S'il y a  deux livres dont je dois recommander la lecture pour cette année finissant, ce seront certainement :

  1. « En attendant le vote des Bêtes sauvages », Ahmadou Kourouma, Éditions du Seuil, août 1998 ; et
  2. « Radioactif », Vincent Crouzet, Éditions Belfond, 2014.

 

Pourquoi ?

  1. Dans cet état fictif qu'est devenu l'ex Centrafrique du 1er décembre 1958, certains osent parler d’élection alors que  la crise centrafricaine n'est pas une crise de légitimité. En effet, la RCA est aujourd'hui un failled state.
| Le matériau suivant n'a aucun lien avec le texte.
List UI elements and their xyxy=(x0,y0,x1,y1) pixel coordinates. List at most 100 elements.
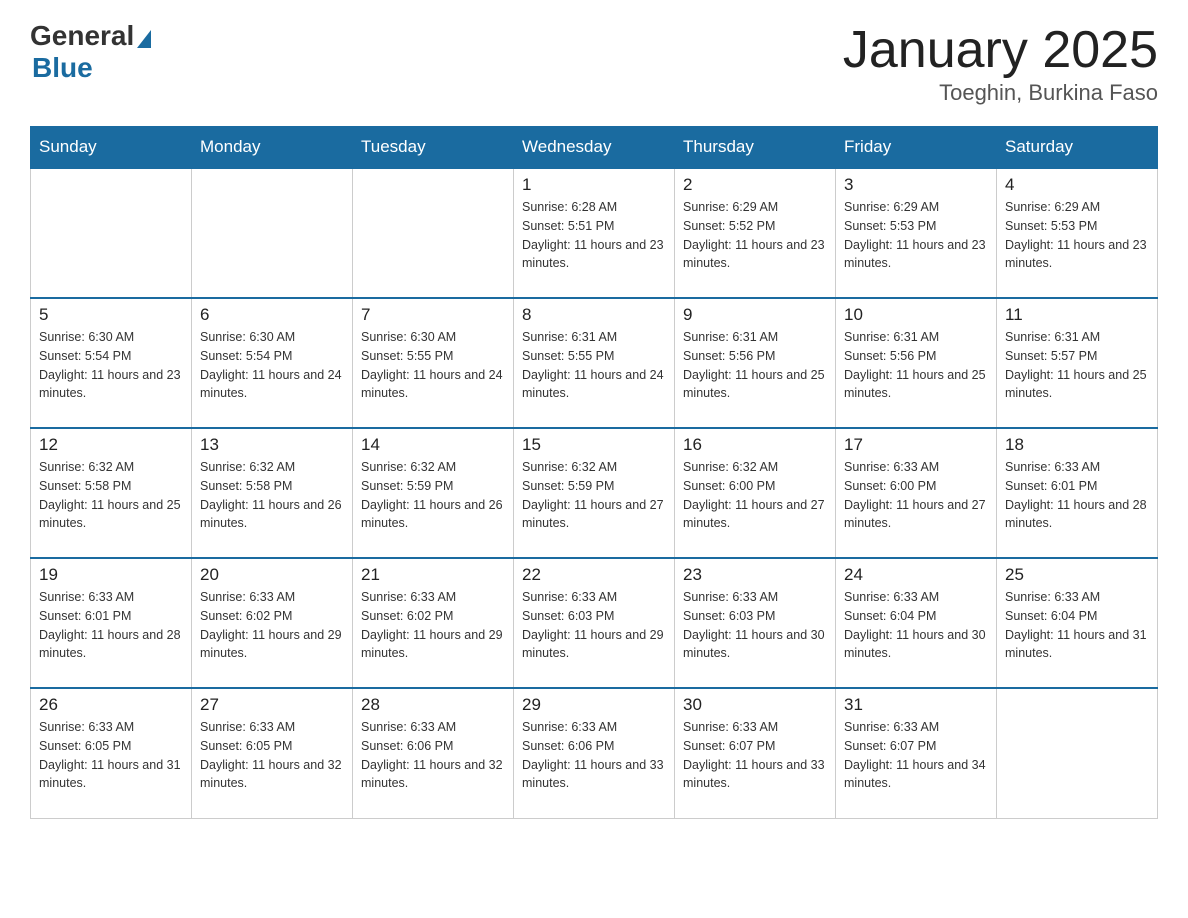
calendar-day-cell: 19 Sunrise: 6:33 AM Sunset: 6:01 PM Dayli… xyxy=(31,558,192,688)
calendar-day-cell: 10 Sunrise: 6:31 AM Sunset: 5:56 PM Dayli… xyxy=(836,298,997,428)
calendar-day-cell: 17 Sunrise: 6:33 AM Sunset: 6:00 PM Dayli… xyxy=(836,428,997,558)
calendar-day-cell: 20 Sunrise: 6:33 AM Sunset: 6:02 PM Dayli… xyxy=(192,558,353,688)
calendar-table: SundayMondayTuesdayWednesdayThursdayFrid… xyxy=(30,126,1158,819)
day-info: Sunrise: 6:33 AM Sunset: 6:05 PM Dayligh… xyxy=(39,718,183,793)
day-info: Sunrise: 6:32 AM Sunset: 5:58 PM Dayligh… xyxy=(200,458,344,533)
calendar-day-cell: 28 Sunrise: 6:33 AM Sunset: 6:06 PM Dayli… xyxy=(353,688,514,818)
day-number: 18 xyxy=(1005,435,1149,455)
calendar-day-header: Tuesday xyxy=(353,127,514,169)
day-number: 4 xyxy=(1005,175,1149,195)
day-info: Sunrise: 6:33 AM Sunset: 6:07 PM Dayligh… xyxy=(844,718,988,793)
calendar-day-cell: 12 Sunrise: 6:32 AM Sunset: 5:58 PM Dayli… xyxy=(31,428,192,558)
calendar-day-header: Thursday xyxy=(675,127,836,169)
calendar-day-header: Saturday xyxy=(997,127,1158,169)
calendar-day-cell: 23Sunrise: 6:33 AM Sunset: 6:03 PM Dayli… xyxy=(675,558,836,688)
calendar-week-row: 1Sunrise: 6:28 AM Sunset: 5:51 PM Daylig… xyxy=(31,168,1158,298)
calendar-day-header: Sunday xyxy=(31,127,192,169)
day-info: Sunrise: 6:33 AM Sunset: 6:00 PM Dayligh… xyxy=(844,458,988,533)
day-info: Sunrise: 6:31 AM Sunset: 5:55 PM Dayligh… xyxy=(522,328,666,403)
day-number: 16 xyxy=(683,435,827,455)
logo-blue-text: Blue xyxy=(32,52,93,84)
day-number: 14 xyxy=(361,435,505,455)
day-number: 27 xyxy=(200,695,344,715)
calendar-day-cell: 9 Sunrise: 6:31 AM Sunset: 5:56 PM Daylig… xyxy=(675,298,836,428)
logo: General Blue xyxy=(30,20,151,84)
month-title: January 2025 xyxy=(843,20,1158,80)
day-info: Sunrise: 6:33 AM Sunset: 6:02 PM Dayligh… xyxy=(361,588,505,663)
day-info: Sunrise: 6:30 AM Sunset: 5:54 PM Dayligh… xyxy=(200,328,344,403)
day-number: 25 xyxy=(1005,565,1149,585)
day-number: 5 xyxy=(39,305,183,325)
calendar-day-cell: 11Sunrise: 6:31 AM Sunset: 5:57 PM Dayli… xyxy=(997,298,1158,428)
day-number: 9 xyxy=(683,305,827,325)
day-info: Sunrise: 6:31 AM Sunset: 5:56 PM Dayligh… xyxy=(683,328,827,403)
calendar-day-cell: 1Sunrise: 6:28 AM Sunset: 5:51 PM Daylig… xyxy=(514,168,675,298)
day-info: Sunrise: 6:30 AM Sunset: 5:54 PM Dayligh… xyxy=(39,328,183,403)
calendar-header-row: SundayMondayTuesdayWednesdayThursdayFrid… xyxy=(31,127,1158,169)
day-number: 10 xyxy=(844,305,988,325)
day-info: Sunrise: 6:32 AM Sunset: 5:59 PM Dayligh… xyxy=(361,458,505,533)
day-number: 23 xyxy=(683,565,827,585)
calendar-day-cell: 16 Sunrise: 6:32 AM Sunset: 6:00 PM Dayli… xyxy=(675,428,836,558)
calendar-week-row: 26 Sunrise: 6:33 AM Sunset: 6:05 PM Dayli… xyxy=(31,688,1158,818)
title-section: January 2025 Toeghin, Burkina Faso xyxy=(843,20,1158,106)
calendar-day-cell: 2 Sunrise: 6:29 AM Sunset: 5:52 PM Daylig… xyxy=(675,168,836,298)
calendar-day-cell: 6 Sunrise: 6:30 AM Sunset: 5:54 PM Daylig… xyxy=(192,298,353,428)
day-number: 19 xyxy=(39,565,183,585)
day-info: Sunrise: 6:33 AM Sunset: 6:07 PM Dayligh… xyxy=(683,718,827,793)
calendar-week-row: 19 Sunrise: 6:33 AM Sunset: 6:01 PM Dayli… xyxy=(31,558,1158,688)
calendar-day-cell xyxy=(192,168,353,298)
day-info: Sunrise: 6:33 AM Sunset: 6:04 PM Dayligh… xyxy=(1005,588,1149,663)
calendar-day-cell: 25 Sunrise: 6:33 AM Sunset: 6:04 PM Dayli… xyxy=(997,558,1158,688)
calendar-day-cell: 29Sunrise: 6:33 AM Sunset: 6:06 PM Dayli… xyxy=(514,688,675,818)
calendar-day-cell: 18 Sunrise: 6:33 AM Sunset: 6:01 PM Dayli… xyxy=(997,428,1158,558)
calendar-day-header: Friday xyxy=(836,127,997,169)
day-info: Sunrise: 6:33 AM Sunset: 6:06 PM Dayligh… xyxy=(361,718,505,793)
calendar-day-cell: 5 Sunrise: 6:30 AM Sunset: 5:54 PM Daylig… xyxy=(31,298,192,428)
calendar-week-row: 5 Sunrise: 6:30 AM Sunset: 5:54 PM Daylig… xyxy=(31,298,1158,428)
day-info: Sunrise: 6:33 AM Sunset: 6:05 PM Dayligh… xyxy=(200,718,344,793)
day-info: Sunrise: 6:29 AM Sunset: 5:52 PM Dayligh… xyxy=(683,198,827,273)
calendar-day-cell: 7Sunrise: 6:30 AM Sunset: 5:55 PM Daylig… xyxy=(353,298,514,428)
day-info: Sunrise: 6:33 AM Sunset: 6:01 PM Dayligh… xyxy=(1005,458,1149,533)
calendar-day-cell xyxy=(353,168,514,298)
day-number: 24 xyxy=(844,565,988,585)
day-info: Sunrise: 6:32 AM Sunset: 6:00 PM Dayligh… xyxy=(683,458,827,533)
calendar-day-cell xyxy=(31,168,192,298)
day-info: Sunrise: 6:33 AM Sunset: 6:02 PM Dayligh… xyxy=(200,588,344,663)
day-info: Sunrise: 6:31 AM Sunset: 5:56 PM Dayligh… xyxy=(844,328,988,403)
calendar-week-row: 12 Sunrise: 6:32 AM Sunset: 5:58 PM Dayli… xyxy=(31,428,1158,558)
calendar-day-cell: 15 Sunrise: 6:32 AM Sunset: 5:59 PM Dayli… xyxy=(514,428,675,558)
day-number: 15 xyxy=(522,435,666,455)
calendar-day-cell: 24Sunrise: 6:33 AM Sunset: 6:04 PM Dayli… xyxy=(836,558,997,688)
day-number: 12 xyxy=(39,435,183,455)
location: Toeghin, Burkina Faso xyxy=(843,80,1158,106)
day-number: 28 xyxy=(361,695,505,715)
calendar-day-cell: 27 Sunrise: 6:33 AM Sunset: 6:05 PM Dayli… xyxy=(192,688,353,818)
logo-general-text: General xyxy=(30,20,134,52)
day-info: Sunrise: 6:29 AM Sunset: 5:53 PM Dayligh… xyxy=(844,198,988,273)
day-info: Sunrise: 6:30 AM Sunset: 5:55 PM Dayligh… xyxy=(361,328,505,403)
day-number: 21 xyxy=(361,565,505,585)
calendar-day-cell: 30Sunrise: 6:33 AM Sunset: 6:07 PM Dayli… xyxy=(675,688,836,818)
page-header: General Blue January 2025 Toeghin, Burki… xyxy=(30,20,1158,106)
day-info: Sunrise: 6:28 AM Sunset: 5:51 PM Dayligh… xyxy=(522,198,666,273)
day-number: 26 xyxy=(39,695,183,715)
day-number: 6 xyxy=(200,305,344,325)
day-number: 8 xyxy=(522,305,666,325)
day-number: 20 xyxy=(200,565,344,585)
day-info: Sunrise: 6:32 AM Sunset: 5:58 PM Dayligh… xyxy=(39,458,183,533)
calendar-day-header: Monday xyxy=(192,127,353,169)
calendar-day-cell: 14 Sunrise: 6:32 AM Sunset: 5:59 PM Dayli… xyxy=(353,428,514,558)
day-number: 2 xyxy=(683,175,827,195)
day-number: 31 xyxy=(844,695,988,715)
day-info: Sunrise: 6:32 AM Sunset: 5:59 PM Dayligh… xyxy=(522,458,666,533)
day-number: 17 xyxy=(844,435,988,455)
day-info: Sunrise: 6:33 AM Sunset: 6:01 PM Dayligh… xyxy=(39,588,183,663)
day-number: 3 xyxy=(844,175,988,195)
calendar-day-cell: 22Sunrise: 6:33 AM Sunset: 6:03 PM Dayli… xyxy=(514,558,675,688)
day-info: Sunrise: 6:33 AM Sunset: 6:06 PM Dayligh… xyxy=(522,718,666,793)
calendar-day-header: Wednesday xyxy=(514,127,675,169)
day-number: 13 xyxy=(200,435,344,455)
day-number: 22 xyxy=(522,565,666,585)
Lorsque dans ce qui apparaît être un état fictif, on ne parle que d’Élections, on est autorisé à s'interroger sur la perception que nous avons de nos propres réalités. 60% du territoire national échappe au contrôle des autorités centrales et dans les 40% restant, il y a de larges zones qui échappent à tout contrôle, pour preuve, même à Bangui, il y a des zones où il est difficile d'y mener des activités politiques. Plus d'un million de déplacés interne et environ 500.000 dans les pays voisins. L'état civil, totalement ou partiellement détruit. Un état fictif, sans armée avec une police et une gendarmerie réduites. Je conseille la (ré)lecture du roman d'Ahmadou Kourouma d'abord pour le titre qui correspond à ce que nous sommes devenus , des bêtes, que certains veulent dompter ou sacrifier au service de leurs calculs, même si les réalités recommandent un autre agenda, une solution. Ensuite pour sa morale.
  2. Entre 2007 et 2009, un nom avait défrayé les chroniques. SAIFEE DURBAR. Un sujet venu du Pays des Purs (le Pakistan) ex-ami et conseiller de Patassé, principal financier du coup d'état du 15 mars 2003 et nommé par Yangouvonda, Ministre Résident de la RCA en Grande Bretagne. C'est lui, l'acteur principal de ce thriller qui tourne autour du rachat des mines d'uranium de Bakouma (Mbomou, Sud-RCA) par AREVA. Cette enquête romancée, présente non seulement la nullité absolue de Yangouvonda mais aussi et surtout comment lui (Yangouvonda), son neveu Ndoutingaye, les Présidents Sud-Africain et Namibien, ainsi que quelques personnalités en Afrique et en France, se sont partagés un gros paquet de millions de dollars. Le 18 juin 2014, quelques jours après la sortie de son roman, Vincent Crouzet est entendu par la justice française durant 7 heures. C'est dire le poids des révélations de son roman. « RADIOACTIF » est avec « Pouvoir et Obéissance en Centrafrique » de Didier Bigo, un livre que chaque centrafricain devrait posséder ou avoir lu. Il permet de comprendre le mécanisme et le règne de la « MAFIACRATIE » en RCA et les tentacules des intérêts déployés autour de l'ex Centrafrique du 1er 1958. La vacuité de ses dirigeants, les mœurs débridées, la course à l'argent, au pouvoir ; etc. « SAVOIR, C'EST AVOIR CONSCIENCE » j'ai l'habitude de dire. Nous devrons avoir conscience que si nous sommes aujourd'hui au fond du trou, c'est aussi en partie à cause d'une conception patrimoniale du pouvoir. J'offre donc 15 exemplaires de RADIOACTIF à l'Université de Bangui et 5 à la maison de la Presse et des Journalistes de Bangui.

 

Mais de quoi suis-je en train de parler ?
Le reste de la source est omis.